I don’t pretend to understand lodge in totality and I am hardly one to consider it to be a religion or spiritual tradition in my life. Rather it is a practice. A thing I do which works. It opens up the creative channels within and connects me to silence. I don’t expect to see things in the lodge and often nothing but sitting in the dark and listening to others and the songs is just about all that occurs for me. There are no expectations of magic, no drama of healing, and nothing related to vision… rather it is a return to that which is simple. Fire, rocks, water, steam, breath and a simple structure of willow all combine to allow me to just sit in silence.
When recently building a lodge, there were challenges of direction and purpose, intent and creation. But what it came down to was an idea… the bear in her cave just beginning to awake as the spring leaps forward into newness. Bear lodges, I discovered, often face north a direction many traditions decry as wrong. But to the north it faced… right into the direction of the ancestors, the elders, the elder part of life itself. The bear awoke and found his years were dragging on him.

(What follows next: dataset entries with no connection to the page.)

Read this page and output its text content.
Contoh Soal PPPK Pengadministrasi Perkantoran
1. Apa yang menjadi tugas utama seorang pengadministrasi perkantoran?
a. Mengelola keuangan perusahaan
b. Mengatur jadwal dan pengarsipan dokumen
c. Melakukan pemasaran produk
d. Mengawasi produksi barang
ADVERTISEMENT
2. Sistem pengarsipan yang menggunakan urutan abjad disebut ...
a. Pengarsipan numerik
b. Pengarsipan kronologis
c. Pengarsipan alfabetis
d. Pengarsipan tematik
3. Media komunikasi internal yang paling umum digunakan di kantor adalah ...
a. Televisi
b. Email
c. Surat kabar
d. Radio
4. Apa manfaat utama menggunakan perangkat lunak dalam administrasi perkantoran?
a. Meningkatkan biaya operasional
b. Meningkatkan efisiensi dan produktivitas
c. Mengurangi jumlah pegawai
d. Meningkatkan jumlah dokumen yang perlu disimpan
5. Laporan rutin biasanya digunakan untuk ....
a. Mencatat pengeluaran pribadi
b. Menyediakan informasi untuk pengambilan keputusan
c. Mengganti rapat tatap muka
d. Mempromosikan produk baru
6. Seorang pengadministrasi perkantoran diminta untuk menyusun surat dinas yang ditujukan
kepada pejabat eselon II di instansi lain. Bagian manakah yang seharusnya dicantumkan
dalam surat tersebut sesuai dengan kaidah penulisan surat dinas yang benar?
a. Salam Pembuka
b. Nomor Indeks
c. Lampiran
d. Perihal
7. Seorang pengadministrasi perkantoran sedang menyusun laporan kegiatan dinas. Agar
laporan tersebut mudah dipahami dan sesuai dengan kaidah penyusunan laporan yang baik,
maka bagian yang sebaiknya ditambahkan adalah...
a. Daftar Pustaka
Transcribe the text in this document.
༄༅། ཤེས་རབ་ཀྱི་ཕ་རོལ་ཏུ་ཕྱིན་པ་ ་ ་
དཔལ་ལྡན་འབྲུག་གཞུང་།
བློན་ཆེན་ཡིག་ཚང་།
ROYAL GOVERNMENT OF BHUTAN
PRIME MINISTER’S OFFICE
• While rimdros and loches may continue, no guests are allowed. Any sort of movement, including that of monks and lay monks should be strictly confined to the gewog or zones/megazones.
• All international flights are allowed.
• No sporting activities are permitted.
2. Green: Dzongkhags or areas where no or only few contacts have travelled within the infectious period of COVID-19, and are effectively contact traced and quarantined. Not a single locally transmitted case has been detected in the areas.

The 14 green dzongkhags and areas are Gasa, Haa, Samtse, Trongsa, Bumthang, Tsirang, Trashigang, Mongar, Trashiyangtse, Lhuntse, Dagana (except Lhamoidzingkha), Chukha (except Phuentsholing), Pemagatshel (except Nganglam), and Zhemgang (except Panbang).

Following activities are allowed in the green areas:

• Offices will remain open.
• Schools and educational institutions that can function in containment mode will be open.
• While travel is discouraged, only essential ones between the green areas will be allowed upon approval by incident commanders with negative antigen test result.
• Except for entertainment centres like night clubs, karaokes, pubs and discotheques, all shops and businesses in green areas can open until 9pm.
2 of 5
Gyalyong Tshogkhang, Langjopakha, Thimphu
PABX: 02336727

And there was little to say, chant, or do. Just sit in silence as the intent of the universe combined these elements together in an overwhelming simplicity that shocked me to the core. The earth pulsed and shared her sacredness with us. The directions were just there as they always have been and always will be. And light leapt from the center to connect us all to the awe of above and below. We circled around and settled into a serenity that was profound.
As often occurs, artwork follows. Words can do no justice to the breadth and depth of a profound experience of silence, but often images get close. The words in this artwork remind one of stepping out onto the great cliff of life where the unknown is, of valuing who and what we are without an agenda of what we are supposed to be, of linking to a center that is everywhere present and nowhere evident. The bear, not a real bear, but the idea of the bear, witnessed our emergence into spring. The teachings were not specific to any path, but just being in dreaming awake.
My love of the red rocks frame this work… as well a love of staining paper with string and allowing the reticulations to emerge of themselves. There is a connection to awe that I feel in work that I cannot control which is why I chose water and paint and paper. The artist is challenged to let go in every step as the ink dries and the images emerge. Nothing in the creation of this work could be closer than this to what happens in a lodge. We know nothing of what Intent has in store for us in lodge… all we can do is be open to something without knowing what will happen.
Art is a radical act of trust. Creation is the motion of the multiverse. We are witness to this constant unfolding in time.